Browsing the Hotel Chocolate website last month I was quite taken by their recipes page and the idea of using chocolate in savoury dishes. Using Cocoa pasta and Aztec chilli liquid chocolate are experiments for another day – on a snowy December day Christmas Chocolate Mince Pies is the only recipe worthy of consideration! I’ve made these twice in the last week and our various tasters have described them as ‘gorgeous‘, ‘sheer indulgence‘ and ‘absolutely scrummers‘. I made deep filled mince pies with chopped apple in the bottom half topped with my friend Kate’s amazing home made mince meat. And as I sometimes find mince pies a bit pastry heavy I topped with stars instead of full lids.

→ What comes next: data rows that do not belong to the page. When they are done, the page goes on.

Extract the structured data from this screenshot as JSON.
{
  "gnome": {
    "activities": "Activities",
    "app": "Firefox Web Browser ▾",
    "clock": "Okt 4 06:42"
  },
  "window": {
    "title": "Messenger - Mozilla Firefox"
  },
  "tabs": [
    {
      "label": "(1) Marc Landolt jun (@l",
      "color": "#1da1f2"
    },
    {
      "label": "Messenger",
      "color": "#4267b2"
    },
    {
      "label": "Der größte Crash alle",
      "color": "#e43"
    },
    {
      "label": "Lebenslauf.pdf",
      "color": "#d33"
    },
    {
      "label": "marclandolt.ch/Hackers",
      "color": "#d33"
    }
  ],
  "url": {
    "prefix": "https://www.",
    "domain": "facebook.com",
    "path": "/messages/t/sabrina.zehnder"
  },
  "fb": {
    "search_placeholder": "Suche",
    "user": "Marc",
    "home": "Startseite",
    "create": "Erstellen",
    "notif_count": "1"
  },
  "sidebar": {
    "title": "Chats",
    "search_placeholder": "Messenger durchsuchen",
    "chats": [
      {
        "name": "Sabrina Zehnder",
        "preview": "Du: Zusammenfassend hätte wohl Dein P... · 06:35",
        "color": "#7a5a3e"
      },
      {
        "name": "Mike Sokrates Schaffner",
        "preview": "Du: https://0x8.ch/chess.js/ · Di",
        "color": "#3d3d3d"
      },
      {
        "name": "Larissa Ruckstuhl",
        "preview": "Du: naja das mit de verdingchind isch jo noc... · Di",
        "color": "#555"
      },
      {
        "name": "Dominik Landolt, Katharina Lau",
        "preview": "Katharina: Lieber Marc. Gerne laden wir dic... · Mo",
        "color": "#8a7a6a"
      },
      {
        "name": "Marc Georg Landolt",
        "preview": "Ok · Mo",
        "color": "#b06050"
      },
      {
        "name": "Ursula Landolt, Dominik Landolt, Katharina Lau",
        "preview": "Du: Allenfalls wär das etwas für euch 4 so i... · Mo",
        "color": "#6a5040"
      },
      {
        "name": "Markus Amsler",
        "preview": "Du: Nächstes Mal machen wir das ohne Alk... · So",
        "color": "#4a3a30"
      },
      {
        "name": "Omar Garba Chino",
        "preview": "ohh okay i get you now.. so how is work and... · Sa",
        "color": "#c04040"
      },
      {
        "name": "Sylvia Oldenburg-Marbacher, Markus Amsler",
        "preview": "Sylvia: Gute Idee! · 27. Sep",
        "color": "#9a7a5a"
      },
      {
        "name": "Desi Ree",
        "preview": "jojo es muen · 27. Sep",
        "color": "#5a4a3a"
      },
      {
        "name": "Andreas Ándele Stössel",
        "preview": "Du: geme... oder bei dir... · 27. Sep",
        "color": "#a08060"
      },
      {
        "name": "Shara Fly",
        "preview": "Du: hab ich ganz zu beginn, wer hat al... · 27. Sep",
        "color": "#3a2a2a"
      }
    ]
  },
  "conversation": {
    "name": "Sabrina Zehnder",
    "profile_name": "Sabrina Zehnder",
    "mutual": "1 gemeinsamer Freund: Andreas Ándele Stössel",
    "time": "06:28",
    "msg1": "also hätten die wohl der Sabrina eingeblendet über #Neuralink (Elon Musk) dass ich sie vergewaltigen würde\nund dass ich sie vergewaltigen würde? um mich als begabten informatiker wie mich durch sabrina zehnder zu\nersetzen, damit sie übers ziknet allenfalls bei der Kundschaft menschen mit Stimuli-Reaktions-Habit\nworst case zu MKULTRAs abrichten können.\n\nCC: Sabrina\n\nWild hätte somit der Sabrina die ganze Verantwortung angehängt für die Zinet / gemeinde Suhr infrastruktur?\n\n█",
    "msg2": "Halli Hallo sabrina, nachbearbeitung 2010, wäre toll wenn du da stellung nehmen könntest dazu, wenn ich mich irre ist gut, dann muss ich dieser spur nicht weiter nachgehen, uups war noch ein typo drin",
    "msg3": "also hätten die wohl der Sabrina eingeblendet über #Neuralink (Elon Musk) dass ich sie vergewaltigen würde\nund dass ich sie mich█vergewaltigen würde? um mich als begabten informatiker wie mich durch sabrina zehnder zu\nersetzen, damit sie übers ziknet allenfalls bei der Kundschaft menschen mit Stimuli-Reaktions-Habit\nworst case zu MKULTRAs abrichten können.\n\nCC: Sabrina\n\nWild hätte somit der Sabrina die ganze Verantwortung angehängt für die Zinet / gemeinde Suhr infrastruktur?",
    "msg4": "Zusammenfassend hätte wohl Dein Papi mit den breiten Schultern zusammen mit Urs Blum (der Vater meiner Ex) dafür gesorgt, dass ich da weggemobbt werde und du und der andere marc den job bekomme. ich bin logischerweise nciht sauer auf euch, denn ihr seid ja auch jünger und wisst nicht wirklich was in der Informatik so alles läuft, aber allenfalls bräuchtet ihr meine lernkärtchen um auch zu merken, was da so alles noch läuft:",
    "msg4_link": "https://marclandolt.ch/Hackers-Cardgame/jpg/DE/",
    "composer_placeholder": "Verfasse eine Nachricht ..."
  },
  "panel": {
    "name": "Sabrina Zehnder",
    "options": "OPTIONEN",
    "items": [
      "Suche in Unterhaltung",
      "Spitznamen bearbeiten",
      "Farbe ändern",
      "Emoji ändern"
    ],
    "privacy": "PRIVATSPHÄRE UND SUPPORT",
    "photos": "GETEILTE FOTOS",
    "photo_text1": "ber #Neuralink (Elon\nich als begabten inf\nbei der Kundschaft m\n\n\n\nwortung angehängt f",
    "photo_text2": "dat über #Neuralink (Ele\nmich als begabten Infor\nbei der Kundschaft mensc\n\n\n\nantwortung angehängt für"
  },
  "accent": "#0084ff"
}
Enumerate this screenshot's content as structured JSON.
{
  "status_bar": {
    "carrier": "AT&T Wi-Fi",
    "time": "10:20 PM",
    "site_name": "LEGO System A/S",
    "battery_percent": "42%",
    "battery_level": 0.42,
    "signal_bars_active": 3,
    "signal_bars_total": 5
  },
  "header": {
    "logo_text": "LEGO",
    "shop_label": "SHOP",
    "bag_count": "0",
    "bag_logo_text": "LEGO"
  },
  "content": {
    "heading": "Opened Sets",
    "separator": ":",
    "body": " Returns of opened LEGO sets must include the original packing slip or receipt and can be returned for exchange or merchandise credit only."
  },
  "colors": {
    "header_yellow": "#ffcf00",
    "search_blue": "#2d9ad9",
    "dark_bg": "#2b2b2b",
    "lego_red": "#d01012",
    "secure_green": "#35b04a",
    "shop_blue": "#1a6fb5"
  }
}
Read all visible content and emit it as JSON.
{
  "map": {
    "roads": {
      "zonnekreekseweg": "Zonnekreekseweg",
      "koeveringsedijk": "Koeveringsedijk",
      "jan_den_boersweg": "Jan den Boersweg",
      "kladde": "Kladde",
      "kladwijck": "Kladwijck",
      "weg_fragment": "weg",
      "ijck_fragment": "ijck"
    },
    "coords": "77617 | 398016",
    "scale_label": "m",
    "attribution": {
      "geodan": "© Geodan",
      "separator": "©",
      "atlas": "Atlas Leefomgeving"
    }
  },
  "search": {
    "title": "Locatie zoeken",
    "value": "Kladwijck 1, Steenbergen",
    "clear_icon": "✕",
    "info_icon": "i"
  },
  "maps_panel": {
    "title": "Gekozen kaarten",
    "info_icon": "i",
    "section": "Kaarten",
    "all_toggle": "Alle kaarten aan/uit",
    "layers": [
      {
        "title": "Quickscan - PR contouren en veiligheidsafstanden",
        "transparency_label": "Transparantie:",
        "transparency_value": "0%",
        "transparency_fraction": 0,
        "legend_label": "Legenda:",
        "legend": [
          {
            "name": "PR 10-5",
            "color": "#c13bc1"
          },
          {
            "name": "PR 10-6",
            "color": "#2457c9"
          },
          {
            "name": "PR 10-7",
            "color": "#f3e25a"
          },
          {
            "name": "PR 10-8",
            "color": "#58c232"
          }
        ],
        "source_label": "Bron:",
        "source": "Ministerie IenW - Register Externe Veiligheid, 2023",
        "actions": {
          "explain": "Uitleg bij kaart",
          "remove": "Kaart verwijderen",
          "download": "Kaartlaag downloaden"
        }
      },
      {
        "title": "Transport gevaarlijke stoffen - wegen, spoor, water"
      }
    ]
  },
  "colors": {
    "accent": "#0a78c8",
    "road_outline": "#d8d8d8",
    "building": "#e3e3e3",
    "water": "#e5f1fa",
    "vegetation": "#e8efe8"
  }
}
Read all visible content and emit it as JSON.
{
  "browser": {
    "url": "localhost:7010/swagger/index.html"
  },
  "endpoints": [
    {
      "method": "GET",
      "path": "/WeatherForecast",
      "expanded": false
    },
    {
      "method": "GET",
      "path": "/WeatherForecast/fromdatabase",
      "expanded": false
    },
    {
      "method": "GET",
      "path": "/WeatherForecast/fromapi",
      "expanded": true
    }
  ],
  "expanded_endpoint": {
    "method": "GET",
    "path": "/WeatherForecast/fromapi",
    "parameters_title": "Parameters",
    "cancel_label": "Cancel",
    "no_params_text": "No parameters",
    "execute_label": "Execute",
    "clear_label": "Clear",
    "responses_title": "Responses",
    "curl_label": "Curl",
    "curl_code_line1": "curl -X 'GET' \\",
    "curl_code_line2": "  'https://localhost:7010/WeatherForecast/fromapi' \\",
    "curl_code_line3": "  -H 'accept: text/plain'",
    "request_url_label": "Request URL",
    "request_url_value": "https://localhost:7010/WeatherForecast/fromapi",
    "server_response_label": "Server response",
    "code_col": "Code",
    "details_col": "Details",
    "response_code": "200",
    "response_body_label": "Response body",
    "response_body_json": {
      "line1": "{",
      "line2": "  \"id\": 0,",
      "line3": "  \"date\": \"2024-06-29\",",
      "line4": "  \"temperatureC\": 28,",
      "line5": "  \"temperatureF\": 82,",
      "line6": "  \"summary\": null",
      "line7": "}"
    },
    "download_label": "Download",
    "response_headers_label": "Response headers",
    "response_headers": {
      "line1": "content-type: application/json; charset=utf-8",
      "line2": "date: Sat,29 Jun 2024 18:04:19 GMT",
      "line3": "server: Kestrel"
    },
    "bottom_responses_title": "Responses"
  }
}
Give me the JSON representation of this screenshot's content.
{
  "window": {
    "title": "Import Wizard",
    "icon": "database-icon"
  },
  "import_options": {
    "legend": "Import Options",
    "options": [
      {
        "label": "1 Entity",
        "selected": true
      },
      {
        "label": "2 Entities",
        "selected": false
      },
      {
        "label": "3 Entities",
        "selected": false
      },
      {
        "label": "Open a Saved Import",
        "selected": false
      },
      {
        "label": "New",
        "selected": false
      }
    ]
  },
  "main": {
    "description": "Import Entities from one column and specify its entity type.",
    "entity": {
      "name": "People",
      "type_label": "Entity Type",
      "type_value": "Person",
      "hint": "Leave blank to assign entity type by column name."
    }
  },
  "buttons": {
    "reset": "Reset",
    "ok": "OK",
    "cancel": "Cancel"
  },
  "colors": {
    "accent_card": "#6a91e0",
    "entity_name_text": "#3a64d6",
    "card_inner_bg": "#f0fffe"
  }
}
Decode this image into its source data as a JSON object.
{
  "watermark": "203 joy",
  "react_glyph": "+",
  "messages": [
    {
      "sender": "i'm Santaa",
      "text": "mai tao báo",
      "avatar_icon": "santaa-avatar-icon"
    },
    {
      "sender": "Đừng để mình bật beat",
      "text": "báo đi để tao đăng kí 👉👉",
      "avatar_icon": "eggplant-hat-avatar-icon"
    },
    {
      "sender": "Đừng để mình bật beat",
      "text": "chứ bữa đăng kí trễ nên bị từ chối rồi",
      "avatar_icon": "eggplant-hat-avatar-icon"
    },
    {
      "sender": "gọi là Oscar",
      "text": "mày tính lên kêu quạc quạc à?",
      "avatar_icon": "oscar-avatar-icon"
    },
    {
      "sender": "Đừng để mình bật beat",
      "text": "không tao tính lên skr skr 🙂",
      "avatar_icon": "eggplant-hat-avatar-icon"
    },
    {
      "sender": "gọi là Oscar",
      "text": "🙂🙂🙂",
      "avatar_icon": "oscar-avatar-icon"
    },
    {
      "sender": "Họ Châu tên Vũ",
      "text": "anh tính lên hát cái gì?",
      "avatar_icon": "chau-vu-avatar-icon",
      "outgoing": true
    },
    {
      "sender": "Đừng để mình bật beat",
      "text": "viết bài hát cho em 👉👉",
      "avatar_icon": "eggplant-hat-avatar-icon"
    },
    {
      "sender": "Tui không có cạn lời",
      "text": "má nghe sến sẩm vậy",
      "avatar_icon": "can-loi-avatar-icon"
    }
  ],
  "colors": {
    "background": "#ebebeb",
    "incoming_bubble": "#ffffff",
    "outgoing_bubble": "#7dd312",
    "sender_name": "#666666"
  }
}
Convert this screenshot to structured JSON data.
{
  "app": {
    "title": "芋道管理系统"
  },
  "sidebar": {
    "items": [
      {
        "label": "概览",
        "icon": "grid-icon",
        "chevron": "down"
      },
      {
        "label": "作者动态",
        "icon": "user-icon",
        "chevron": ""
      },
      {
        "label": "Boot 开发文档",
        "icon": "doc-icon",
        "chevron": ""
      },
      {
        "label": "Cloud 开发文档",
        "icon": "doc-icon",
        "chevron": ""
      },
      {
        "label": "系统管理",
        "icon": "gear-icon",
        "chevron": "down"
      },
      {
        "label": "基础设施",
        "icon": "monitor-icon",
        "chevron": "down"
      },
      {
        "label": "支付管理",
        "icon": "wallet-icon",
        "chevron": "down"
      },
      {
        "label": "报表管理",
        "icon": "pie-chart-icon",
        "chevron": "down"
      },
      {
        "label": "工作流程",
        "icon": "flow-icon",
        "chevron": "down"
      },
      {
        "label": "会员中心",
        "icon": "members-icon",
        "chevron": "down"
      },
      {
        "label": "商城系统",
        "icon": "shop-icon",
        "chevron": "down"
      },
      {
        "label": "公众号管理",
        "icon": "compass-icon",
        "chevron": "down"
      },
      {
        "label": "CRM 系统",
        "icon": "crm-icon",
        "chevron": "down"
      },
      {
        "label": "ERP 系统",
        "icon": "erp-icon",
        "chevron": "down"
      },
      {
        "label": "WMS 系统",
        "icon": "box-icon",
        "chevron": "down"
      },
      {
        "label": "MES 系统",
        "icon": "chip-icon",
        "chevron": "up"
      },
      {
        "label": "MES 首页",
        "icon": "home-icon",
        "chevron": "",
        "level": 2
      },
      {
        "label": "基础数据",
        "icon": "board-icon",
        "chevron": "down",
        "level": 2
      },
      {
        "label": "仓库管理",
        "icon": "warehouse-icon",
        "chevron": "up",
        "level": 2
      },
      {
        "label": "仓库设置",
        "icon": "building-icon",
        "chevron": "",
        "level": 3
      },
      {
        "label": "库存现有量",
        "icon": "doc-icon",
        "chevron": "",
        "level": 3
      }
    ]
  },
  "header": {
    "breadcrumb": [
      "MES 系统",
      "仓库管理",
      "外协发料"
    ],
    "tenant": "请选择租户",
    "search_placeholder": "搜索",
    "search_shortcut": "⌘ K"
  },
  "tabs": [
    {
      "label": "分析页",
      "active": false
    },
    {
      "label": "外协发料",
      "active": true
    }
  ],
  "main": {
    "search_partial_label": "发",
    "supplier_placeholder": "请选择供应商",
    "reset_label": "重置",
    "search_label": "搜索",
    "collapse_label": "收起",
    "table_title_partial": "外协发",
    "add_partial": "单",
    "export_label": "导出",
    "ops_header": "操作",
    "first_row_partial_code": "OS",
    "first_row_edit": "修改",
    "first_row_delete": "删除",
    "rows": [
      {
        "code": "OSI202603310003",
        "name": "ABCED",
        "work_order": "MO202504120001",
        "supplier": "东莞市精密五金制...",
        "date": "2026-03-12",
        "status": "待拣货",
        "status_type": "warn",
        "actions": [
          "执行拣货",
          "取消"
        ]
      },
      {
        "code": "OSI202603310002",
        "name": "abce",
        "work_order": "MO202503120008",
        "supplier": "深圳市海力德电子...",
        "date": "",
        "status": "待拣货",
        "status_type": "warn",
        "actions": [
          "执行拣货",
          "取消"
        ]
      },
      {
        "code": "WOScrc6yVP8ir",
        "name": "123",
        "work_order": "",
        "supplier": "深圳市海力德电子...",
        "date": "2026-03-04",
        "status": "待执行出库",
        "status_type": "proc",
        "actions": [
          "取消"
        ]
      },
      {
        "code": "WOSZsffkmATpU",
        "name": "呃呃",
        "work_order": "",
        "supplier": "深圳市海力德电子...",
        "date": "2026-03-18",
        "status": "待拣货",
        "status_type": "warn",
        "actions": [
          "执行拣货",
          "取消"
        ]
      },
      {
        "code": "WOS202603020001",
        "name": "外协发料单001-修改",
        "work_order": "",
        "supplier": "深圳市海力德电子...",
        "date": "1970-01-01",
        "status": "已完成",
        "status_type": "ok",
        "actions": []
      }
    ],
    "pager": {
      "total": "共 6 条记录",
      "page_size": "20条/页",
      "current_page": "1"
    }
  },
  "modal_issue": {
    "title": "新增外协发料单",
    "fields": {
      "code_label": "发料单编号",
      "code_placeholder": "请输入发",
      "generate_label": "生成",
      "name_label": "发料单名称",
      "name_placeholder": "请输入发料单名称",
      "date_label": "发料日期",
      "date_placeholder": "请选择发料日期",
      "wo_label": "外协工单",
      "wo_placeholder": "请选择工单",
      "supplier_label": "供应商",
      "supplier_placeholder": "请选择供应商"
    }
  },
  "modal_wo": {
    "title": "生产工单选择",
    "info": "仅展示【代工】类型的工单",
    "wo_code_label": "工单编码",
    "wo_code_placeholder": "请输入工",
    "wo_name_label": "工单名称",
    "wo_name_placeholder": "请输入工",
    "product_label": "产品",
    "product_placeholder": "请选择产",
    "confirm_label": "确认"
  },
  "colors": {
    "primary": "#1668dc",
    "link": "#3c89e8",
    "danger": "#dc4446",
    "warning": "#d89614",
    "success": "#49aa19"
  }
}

- 280g (9.5 oz) plain flour
- 200g (7 oz) cold butter
- 50g (2 oz) Hotel Chocolat cocoa powder
- 120g (4oz) icing sugar
- 2 egg yolks
- Pinch of salt (not needed if using salted butter)
- mince pie filling
- Mix the flour, icing sugar and cocoa powder together
- Cut the butter into pieces and add to the flour mix. Gently work through fingertips to form a fine crumb
- Add the yolks and knead the dough until smooth (I found it necessary to add water to the mix)
- Form into a ball, wrap in cling film, and refrigerate for at least and hour
- Grease tins with a little melted butter
- Roll out the pastry evenly and using a 10 cm pastry cutter cut to size and place in the tins. Press the pastry against the sides of the tin.
- Fill each case with 2 tsp mincemeat and brush the edges with a little milk (I added chopped apple to fill my deep pastry cases)
- Using a smaller 7cm cutter make lids to put on top of the mincemeat, sealing the edges of the bases. Brush milk over the pies and sprinkle with a little sugar
- Place the mince pies in a pre heated oven of 200°c / gas mark 6 for 20 minutes
- Delicious served hot or cold so eat straight from the oven with cream or ice-cream or allow to cool.
Disclosure: I was sent the cocoa powder by Hotel Chocolat to review. I was not required to write a positive review and any opinions expressed are my own.